Yoga Journal asked Nicki Doane, co-owner and director of Maya Yoga Studio in Maui, to share with us a teaching from each of the four chapters of the Yoga Sutra of Pantanjali this month. This week: How to achieve true meditation.

The Yoga Sutra of Patanjali: Kaivalya Pada

Now we have arrived at the final chapter of Patanjali’s Yoga Sutra. It is called Kaivalya Pada, which translates as isolated and absolutely pure. This is the culmination of the yogi’s sadhana, or practice. It is said that when a yogi reaches the state in which he or she is no longer a slave to their own mind, true and eternal liberation, or moksha, has been achieved. The meaning of this chapter was described to me as the state in which consciousness rests on itself.

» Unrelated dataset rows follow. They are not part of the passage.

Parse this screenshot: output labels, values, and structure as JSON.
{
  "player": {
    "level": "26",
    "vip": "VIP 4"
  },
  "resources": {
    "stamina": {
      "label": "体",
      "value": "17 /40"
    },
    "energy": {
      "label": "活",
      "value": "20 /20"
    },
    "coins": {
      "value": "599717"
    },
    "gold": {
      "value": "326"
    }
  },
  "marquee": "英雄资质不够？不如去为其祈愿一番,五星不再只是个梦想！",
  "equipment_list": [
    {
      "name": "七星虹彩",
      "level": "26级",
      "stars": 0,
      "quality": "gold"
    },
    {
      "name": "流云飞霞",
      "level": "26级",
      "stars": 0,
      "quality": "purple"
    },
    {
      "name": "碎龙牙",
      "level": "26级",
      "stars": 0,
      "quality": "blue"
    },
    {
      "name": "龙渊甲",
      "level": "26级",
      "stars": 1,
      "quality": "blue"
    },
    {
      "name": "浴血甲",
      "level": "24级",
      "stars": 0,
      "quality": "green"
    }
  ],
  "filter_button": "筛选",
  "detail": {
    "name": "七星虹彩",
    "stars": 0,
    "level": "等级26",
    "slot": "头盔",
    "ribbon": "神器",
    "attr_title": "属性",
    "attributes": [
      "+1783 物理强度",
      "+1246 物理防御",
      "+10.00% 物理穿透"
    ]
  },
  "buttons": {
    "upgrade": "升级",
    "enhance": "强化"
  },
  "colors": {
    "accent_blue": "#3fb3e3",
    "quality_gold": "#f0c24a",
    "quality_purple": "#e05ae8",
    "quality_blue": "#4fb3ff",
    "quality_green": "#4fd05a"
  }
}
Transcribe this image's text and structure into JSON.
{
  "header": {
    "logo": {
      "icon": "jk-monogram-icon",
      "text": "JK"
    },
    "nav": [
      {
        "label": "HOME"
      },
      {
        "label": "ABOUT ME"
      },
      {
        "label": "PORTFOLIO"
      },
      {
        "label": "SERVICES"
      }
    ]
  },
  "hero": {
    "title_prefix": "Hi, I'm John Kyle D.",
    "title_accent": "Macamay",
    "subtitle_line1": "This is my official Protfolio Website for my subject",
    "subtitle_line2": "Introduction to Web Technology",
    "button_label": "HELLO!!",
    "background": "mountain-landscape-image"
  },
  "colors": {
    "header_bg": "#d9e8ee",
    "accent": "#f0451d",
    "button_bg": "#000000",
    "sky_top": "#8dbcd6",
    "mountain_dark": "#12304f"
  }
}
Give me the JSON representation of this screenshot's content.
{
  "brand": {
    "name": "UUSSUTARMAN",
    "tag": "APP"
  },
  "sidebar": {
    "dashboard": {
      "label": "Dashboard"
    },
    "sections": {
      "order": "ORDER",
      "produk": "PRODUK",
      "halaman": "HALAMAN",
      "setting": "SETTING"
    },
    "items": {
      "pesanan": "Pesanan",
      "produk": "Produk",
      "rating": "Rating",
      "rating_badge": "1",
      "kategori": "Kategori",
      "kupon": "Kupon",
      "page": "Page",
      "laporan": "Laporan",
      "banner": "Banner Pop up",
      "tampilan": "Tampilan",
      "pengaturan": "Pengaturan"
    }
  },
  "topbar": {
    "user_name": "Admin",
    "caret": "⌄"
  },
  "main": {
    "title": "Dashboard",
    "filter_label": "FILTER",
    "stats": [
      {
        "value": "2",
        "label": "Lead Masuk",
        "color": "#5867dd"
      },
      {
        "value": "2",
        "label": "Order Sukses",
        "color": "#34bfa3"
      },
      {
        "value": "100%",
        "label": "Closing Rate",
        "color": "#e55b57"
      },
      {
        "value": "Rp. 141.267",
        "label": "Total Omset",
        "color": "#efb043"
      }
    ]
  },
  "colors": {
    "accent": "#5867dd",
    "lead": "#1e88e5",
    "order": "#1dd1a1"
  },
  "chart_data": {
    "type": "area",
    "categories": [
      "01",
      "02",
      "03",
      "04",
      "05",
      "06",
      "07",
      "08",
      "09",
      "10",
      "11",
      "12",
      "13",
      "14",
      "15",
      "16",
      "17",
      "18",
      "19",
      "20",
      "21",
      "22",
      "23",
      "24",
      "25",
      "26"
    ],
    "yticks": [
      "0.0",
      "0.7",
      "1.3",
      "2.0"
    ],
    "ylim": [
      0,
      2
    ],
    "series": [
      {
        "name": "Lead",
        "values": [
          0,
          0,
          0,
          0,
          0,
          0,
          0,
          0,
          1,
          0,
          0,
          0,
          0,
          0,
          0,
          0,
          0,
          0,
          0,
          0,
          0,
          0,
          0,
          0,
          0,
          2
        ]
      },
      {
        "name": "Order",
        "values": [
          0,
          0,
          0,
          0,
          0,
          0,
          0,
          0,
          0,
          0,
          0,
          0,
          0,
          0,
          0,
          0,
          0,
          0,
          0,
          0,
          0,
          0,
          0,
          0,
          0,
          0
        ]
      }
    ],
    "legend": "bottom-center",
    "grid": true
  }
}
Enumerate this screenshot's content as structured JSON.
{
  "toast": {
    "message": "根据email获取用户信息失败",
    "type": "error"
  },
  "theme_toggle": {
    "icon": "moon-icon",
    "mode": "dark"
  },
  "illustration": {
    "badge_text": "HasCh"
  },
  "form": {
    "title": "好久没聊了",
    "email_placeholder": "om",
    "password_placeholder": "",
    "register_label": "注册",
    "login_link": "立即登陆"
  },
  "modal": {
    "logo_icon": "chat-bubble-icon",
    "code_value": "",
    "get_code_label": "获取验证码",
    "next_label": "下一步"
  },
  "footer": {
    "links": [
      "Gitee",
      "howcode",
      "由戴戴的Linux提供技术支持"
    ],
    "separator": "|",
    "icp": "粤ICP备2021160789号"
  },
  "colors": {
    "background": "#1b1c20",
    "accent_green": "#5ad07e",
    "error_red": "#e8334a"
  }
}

See also Stoke Your Spirit: Using the Body to Access the Spirit

What Is True Meditation?

As one progresses in their spiritual practice, the asanas and pranayama (poses and breathwork) lead organically to a mind that can begin to concentrate (dharana). When concentration has been achieved, then the mind is ready for the higher realms of meditation (dhyana). True meditation as Patanjali defined it is much deeper and profound than we can imagine. It is here in this state that we begin to practice self-realization, or the art of getting to know ourselves better and better. When we are in true absorption or meditation, the differences we may believe about ourselves and others begin to fade away. This is the juiciest part of the practice, and it’s here that we start to catch glimpses of what samadhi, or enlightenment, truly is. As Bob Marley says, we are all one love—the only walls of separation are created by the human ego.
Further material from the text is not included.